= Sisters of St. Francis of Perpetual Adoration =

The Sisters of St. Francis of Perpetual Adoration, also known as the Olpe Sisters, is a Catholic religious institute for women founded in 1863 by Maria Theresia Bonzel in Olpe, Germany. In 1875, they opened St. Elizabeth Hospital in Lafayette, Indiana; now part of Franciscan Health. In 1890, they founded Saint Francis Normal School, a teacher training school; which is now the University of Saint Francis (Indiana).

==History==

Regina Christine Wilhelmine ("Aline") was born on September 17, 1830. In 1851 she became a member of the Third Order Secular of St. Francis, taking the name Maria Theresia. On July 20, 1863, the community at Olpe was approved by the Bishop Konrad Martin of Paderborn as an independent motherhouse. This date is observed as the founding day of the Congregation.

Their first apostolate was the care of orphans. During the war years of 1870–71, the religious sisters from Olpe cared for eight hundred wounded soldiers. Nonetheless, the Kulturkampf, an anticlerical reaction against the Catholic Church, placed convents under government control, and in 1876 the orphanage was closed.

Anticipating further anti-Catholic measures, Mother Maria Theresia accepted the invitation of Bishop Joseph Dwenger of Fort Wayne, Indiana, to send missionary Sisters to work in his diocese. An American branch was founded by six pioneer nuns who emigrated to Lafayette, Indiana in 1875. By the end of the year, they had established a hospital, St. Elizabeth's. St. Anthony's Hospital in Michigan City, Indiana was founded in 1903.
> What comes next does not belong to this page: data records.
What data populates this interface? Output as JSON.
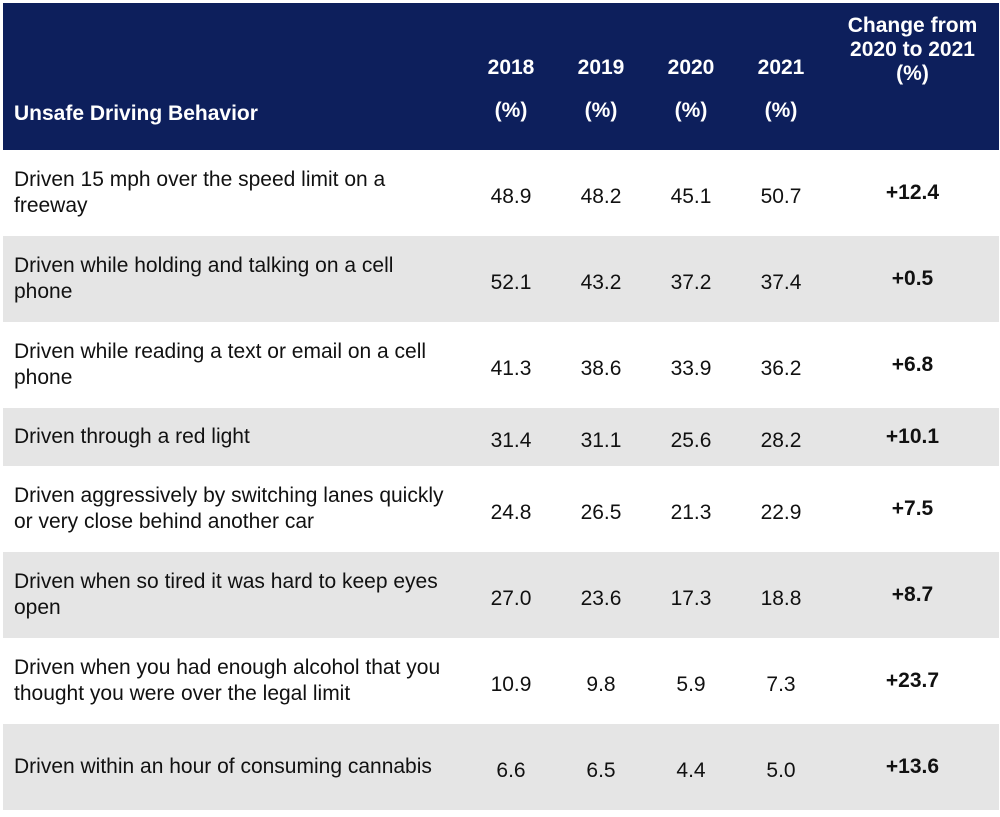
{
  "headers": {
    "behavior": "Unsafe Driving Behavior",
    "years": [
      {
        "year": "2018",
        "unit": "(%)"
      },
      {
        "year": "2019",
        "unit": "(%)"
      },
      {
        "year": "2020",
        "unit": "(%)"
      },
      {
        "year": "2021",
        "unit": "(%)"
      }
    ],
    "change": [
      "Change from",
      "2020 to 2021",
      "(%)"
    ]
  },
  "rows": [
    {
      "behavior": "Driven 15 mph over the speed limit on a freeway",
      "v2018": "48.9",
      "v2019": "48.2",
      "v2020": "45.1",
      "v2021": "50.7",
      "change": "+12.4"
    },
    {
      "behavior": "Driven while holding and talking on a cell phone",
      "v2018": "52.1",
      "v2019": "43.2",
      "v2020": "37.2",
      "v2021": "37.4",
      "change": "+0.5"
    },
    {
      "behavior": "Driven while reading a text or email on a cell phone",
      "v2018": "41.3",
      "v2019": "38.6",
      "v2020": "33.9",
      "v2021": "36.2",
      "change": "+6.8"
    },
    {
      "behavior": "Driven through a red light",
      "v2018": "31.4",
      "v2019": "31.1",
      "v2020": "25.6",
      "v2021": "28.2",
      "change": "+10.1"
    },
    {
      "behavior": "Driven aggressively by switching lanes quickly or very close behind another car",
      "v2018": "24.8",
      "v2019": "26.5",
      "v2020": "21.3",
      "v2021": "22.9",
      "change": "+7.5"
    },
    {
      "behavior": "Driven when so tired it was hard to keep eyes open",
      "v2018": "27.0",
      "v2019": "23.6",
      "v2020": "17.3",
      "v2021": "18.8",
      "change": "+8.7"
    },
    {
      "behavior": "Driven when you had enough alcohol that you thought you were over the legal limit",
      "v2018": "10.9",
      "v2019": "9.8",
      "v2020": "5.9",
      "v2021": "7.3",
      "change": "+23.7"
    },
    {
      "behavior": "Driven within an hour of consuming cannabis",
      "v2018": "6.6",
      "v2019": "6.5",
      "v2020": "4.4",
      "v2021": "5.0",
      "change": "+13.6"
    }
  ],
  "colors": {
    "header_bg": "#0d1f5c",
    "header_text": "#ffffff",
    "row_alt_bg": "#e5e5e5"
  }
}
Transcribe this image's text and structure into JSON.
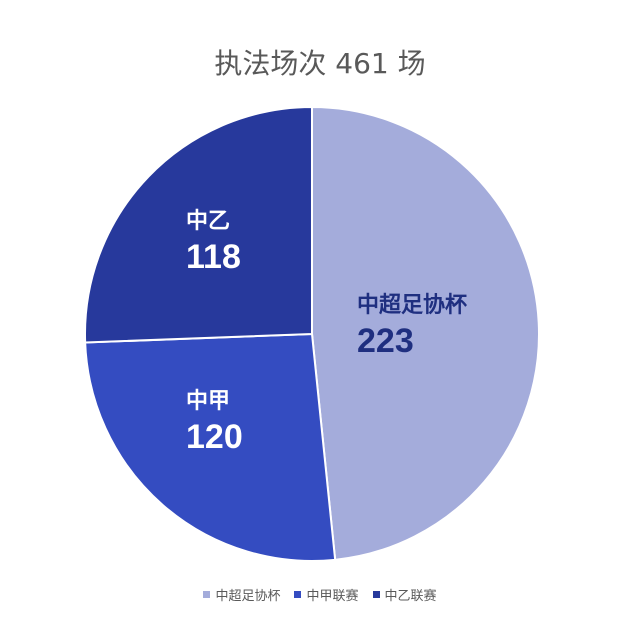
{
  "chart_data": {
    "type": "pie",
    "title": "执法场次 461 场",
    "slices": [
      {
        "label": "中超足协杯",
        "value": 223,
        "color": "#a4acdb",
        "label_color": "#1f2f80"
      },
      {
        "label": "中甲",
        "value": 120,
        "color": "#344cc1",
        "label_color": "#ffffff"
      },
      {
        "label": "中乙",
        "value": 118,
        "color": "#27399c",
        "label_color": "#ffffff"
      }
    ],
    "legend": {
      "placement": "bottom",
      "entries": [
        {
          "label": "中超足协杯",
          "color": "#a4acdb"
        },
        {
          "label": "中甲联赛",
          "color": "#344cc1"
        },
        {
          "label": "中乙联赛",
          "color": "#27399c"
        }
      ]
    }
  }
}
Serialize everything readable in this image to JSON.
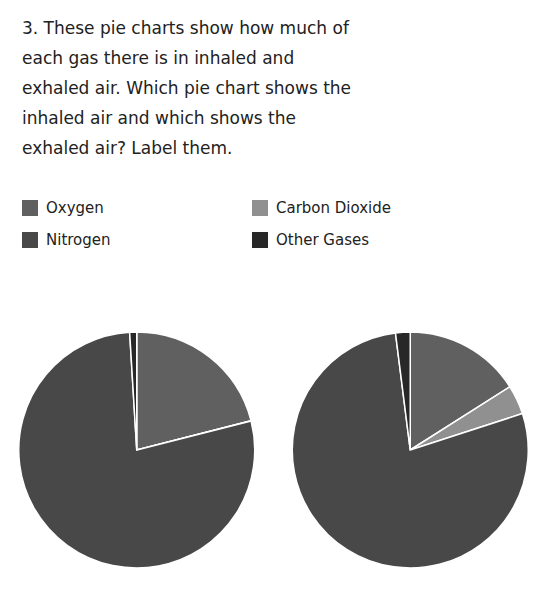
{
  "chart_data": [
    {
      "type": "pie",
      "title": [
        "3. These pie charts show how much of",
        "each gas there is in inhaled and",
        "exhaled air. Which pie chart shows the",
        "inhaled air and which shows the",
        "exhaled air? Label them."
      ],
      "categories": [
        "Oxygen",
        "Carbon Dioxide",
        "Nitrogen",
        "Other Gases"
      ],
      "values": [
        21,
        0.04,
        78,
        0.96
      ],
      "colors": [
        "#606060",
        "#909090",
        "#484848",
        "#282828"
      ],
      "legend": "top"
    },
    {
      "type": "pie",
      "categories": [
        "Oxygen",
        "Carbon Dioxide",
        "Nitrogen",
        "Other Gases"
      ],
      "values": [
        16,
        4,
        78,
        2
      ],
      "colors": [
        "#606060",
        "#909090",
        "#484848",
        "#282828"
      ]
    }
  ]
}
Over the years, the congregation grew and the sisters opened many new hospitals and schools. They also taught in a number of parochial schools. In 1890 the congregation founded Saint Francis Normal School, a teacher training school; it is now the University of Saint Francis (Indiana).

The sisters minister in the United States, Germany, the Philippines and Brazil. American painter Sister Mary Rufinia was a member of the Sisters of St. Francis of Perpetual Adoration.

==Structure==
In 1886 the congregation was formally divided into two provinces, the German and the American. The American has since divided into eastern and western provinces, and another has been established in the Philippines.

- St. Elizabeth of Hungary Province, centered in Germany.
- Immaculate Heart of Mary Province, centered at Mount Alverno provincial house in Mishawaka, Indiana
- Mount Saint Francis educational and skilled nursing facilities in Colorado Springs, Colorado
- St. Joseph Province, centered at Mount Saint Joseph provincial house in Colorado Springs, Colorado
- Immaculate Conception Province, centered in Leyte in the Philippines.

==Present day==
The sisters strive to combine the contemplative life with the active through perpetual adoration and the works of mercy in education, healthcare, and other ecclesial ministries. Members profess vows of poverty, chastity and obedience.

The Sisters of St. Francis of Perpetual Adoration are the founding congregation of Franciscan Health, which operates eleven hospitals serving Indiana and one in Illinois.
The sisters of St. Joseph Province sponsor the non-profit Mount St. Francis Nursing Center in Colorado Springs. The parish of St. Francis of Assisi is located on the grounds of the provincial motherhouse.